Anche a me è capitato con la secondogenita. Subito entrambe le orecchie non “rispondevano”, dopo 2 settimane esito positivo al 50% e dopo 3 settimane esito positivo, ma l’ansia comunque c’era. Il bimbo di una mia carissima amica ha messo da poco l’apparecchio ed è un amore, vederlo felice dopo 16 mesi di vita in un acquario. I genitori sono super in gamba ed hanno accettato il fatto che il deficit probabilmente è stato causato da un virus contratto appena dopo il parto. È proprio vero che sembra impensabile finché non ci tocca da vicino!
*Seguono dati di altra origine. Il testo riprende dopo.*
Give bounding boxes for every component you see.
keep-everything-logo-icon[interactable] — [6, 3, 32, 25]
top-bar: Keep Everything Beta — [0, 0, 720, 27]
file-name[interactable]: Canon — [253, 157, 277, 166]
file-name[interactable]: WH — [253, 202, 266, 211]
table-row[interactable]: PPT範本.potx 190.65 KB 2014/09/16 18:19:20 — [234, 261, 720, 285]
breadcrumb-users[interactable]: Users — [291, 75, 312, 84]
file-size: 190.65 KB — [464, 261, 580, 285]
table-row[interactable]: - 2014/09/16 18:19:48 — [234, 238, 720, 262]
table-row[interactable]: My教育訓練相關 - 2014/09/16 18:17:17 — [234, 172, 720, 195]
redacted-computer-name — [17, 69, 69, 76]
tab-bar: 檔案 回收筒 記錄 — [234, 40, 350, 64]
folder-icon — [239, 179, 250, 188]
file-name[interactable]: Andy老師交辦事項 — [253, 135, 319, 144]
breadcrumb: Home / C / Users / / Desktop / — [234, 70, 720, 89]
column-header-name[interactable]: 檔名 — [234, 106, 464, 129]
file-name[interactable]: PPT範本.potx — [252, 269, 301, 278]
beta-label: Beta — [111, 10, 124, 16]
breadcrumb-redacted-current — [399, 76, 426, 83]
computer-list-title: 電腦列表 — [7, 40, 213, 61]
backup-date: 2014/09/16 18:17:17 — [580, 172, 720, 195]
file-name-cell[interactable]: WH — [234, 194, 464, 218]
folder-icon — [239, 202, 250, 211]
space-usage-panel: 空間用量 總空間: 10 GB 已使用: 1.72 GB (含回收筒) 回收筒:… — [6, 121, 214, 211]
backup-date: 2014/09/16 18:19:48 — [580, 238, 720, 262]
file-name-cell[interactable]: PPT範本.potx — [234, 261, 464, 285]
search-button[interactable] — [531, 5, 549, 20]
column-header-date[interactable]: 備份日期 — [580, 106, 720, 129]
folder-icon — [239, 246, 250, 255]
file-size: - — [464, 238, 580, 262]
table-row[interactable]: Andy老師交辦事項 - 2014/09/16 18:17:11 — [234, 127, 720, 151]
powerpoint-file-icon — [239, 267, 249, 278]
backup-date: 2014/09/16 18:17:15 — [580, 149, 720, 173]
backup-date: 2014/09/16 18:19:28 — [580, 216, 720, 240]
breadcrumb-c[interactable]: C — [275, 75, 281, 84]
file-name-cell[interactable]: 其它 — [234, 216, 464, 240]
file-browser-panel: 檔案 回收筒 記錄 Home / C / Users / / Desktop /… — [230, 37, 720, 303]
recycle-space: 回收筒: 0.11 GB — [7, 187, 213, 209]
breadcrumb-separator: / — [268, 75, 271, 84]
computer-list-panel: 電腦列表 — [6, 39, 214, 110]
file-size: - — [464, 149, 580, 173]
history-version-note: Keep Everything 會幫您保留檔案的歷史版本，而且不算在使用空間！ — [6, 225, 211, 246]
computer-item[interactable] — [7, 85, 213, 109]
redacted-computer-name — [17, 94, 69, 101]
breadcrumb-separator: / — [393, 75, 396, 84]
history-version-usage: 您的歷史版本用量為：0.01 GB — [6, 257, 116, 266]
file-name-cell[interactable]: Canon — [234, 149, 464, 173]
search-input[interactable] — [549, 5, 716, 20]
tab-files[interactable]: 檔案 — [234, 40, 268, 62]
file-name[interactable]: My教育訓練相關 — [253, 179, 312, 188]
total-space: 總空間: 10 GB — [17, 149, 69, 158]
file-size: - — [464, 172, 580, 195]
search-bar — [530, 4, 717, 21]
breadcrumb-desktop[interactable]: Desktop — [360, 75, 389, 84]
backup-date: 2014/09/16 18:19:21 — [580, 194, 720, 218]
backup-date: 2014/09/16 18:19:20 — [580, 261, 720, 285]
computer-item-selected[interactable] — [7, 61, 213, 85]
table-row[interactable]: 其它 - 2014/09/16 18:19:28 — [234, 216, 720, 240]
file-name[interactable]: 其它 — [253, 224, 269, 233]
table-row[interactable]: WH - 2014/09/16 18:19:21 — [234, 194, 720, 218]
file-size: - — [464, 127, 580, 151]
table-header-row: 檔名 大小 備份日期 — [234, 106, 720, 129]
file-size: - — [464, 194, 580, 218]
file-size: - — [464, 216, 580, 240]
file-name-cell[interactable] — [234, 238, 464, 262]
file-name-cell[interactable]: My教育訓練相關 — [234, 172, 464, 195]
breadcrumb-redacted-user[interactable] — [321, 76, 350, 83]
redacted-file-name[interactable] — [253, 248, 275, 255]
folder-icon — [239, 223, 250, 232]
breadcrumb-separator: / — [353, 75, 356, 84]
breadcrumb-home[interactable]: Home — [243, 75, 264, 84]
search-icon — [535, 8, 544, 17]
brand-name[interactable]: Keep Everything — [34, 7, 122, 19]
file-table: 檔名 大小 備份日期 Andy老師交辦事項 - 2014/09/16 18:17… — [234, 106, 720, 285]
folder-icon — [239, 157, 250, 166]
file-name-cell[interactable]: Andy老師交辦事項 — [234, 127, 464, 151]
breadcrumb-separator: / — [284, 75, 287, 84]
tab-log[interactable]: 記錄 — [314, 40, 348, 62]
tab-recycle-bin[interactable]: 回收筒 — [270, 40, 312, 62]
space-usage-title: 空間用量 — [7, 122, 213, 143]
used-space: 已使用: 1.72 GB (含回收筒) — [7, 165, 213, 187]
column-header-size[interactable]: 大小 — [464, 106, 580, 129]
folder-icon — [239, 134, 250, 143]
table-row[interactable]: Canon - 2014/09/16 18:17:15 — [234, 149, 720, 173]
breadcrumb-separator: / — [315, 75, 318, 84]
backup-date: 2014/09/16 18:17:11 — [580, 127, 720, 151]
Che bel post Silvana, sincero e intimo. Mi sono ritrovata nella tua situazione per altra patologia, con un’attesa più lunga ed un esito purtroppo non di assoluzione completa e tra tutti i tuoi pensieri, che ho provato, mi ritrovo soprattutto in quello che tu definisci eretico, questo passaggio bellissimo io lo posso quotare in toto.
nfine, è sopraggiunta la consapevolezza. “Se anche ci trovassimo di fronte a una diagnosi severa, abbiamo i mezzi, la cultura e la volontà per offrirle le cure più avanzate e tempestive, il supporto più incrollabile, l’amore più incondizionato“. In certi momenti, addirittura, ha quasi preso forma, nella mia mente, un pensiero eretico, ai limiti della follia: se fosse Flavia, a doversi misurare con la disabilità, almeno potrebbe contare su una famiglia che è nella condizione non scontata di poterla aiutare al meglio; tanti altri bambini, invece, di fronte alla stessa malattia non avrebbero questa possibilità.
Perchè la disabilità a seconda di dove nasci (un po’ come tutto e la testimonianza di melatequilabionda è stupenda) è diversa pur essendo a livello diagnostico identica.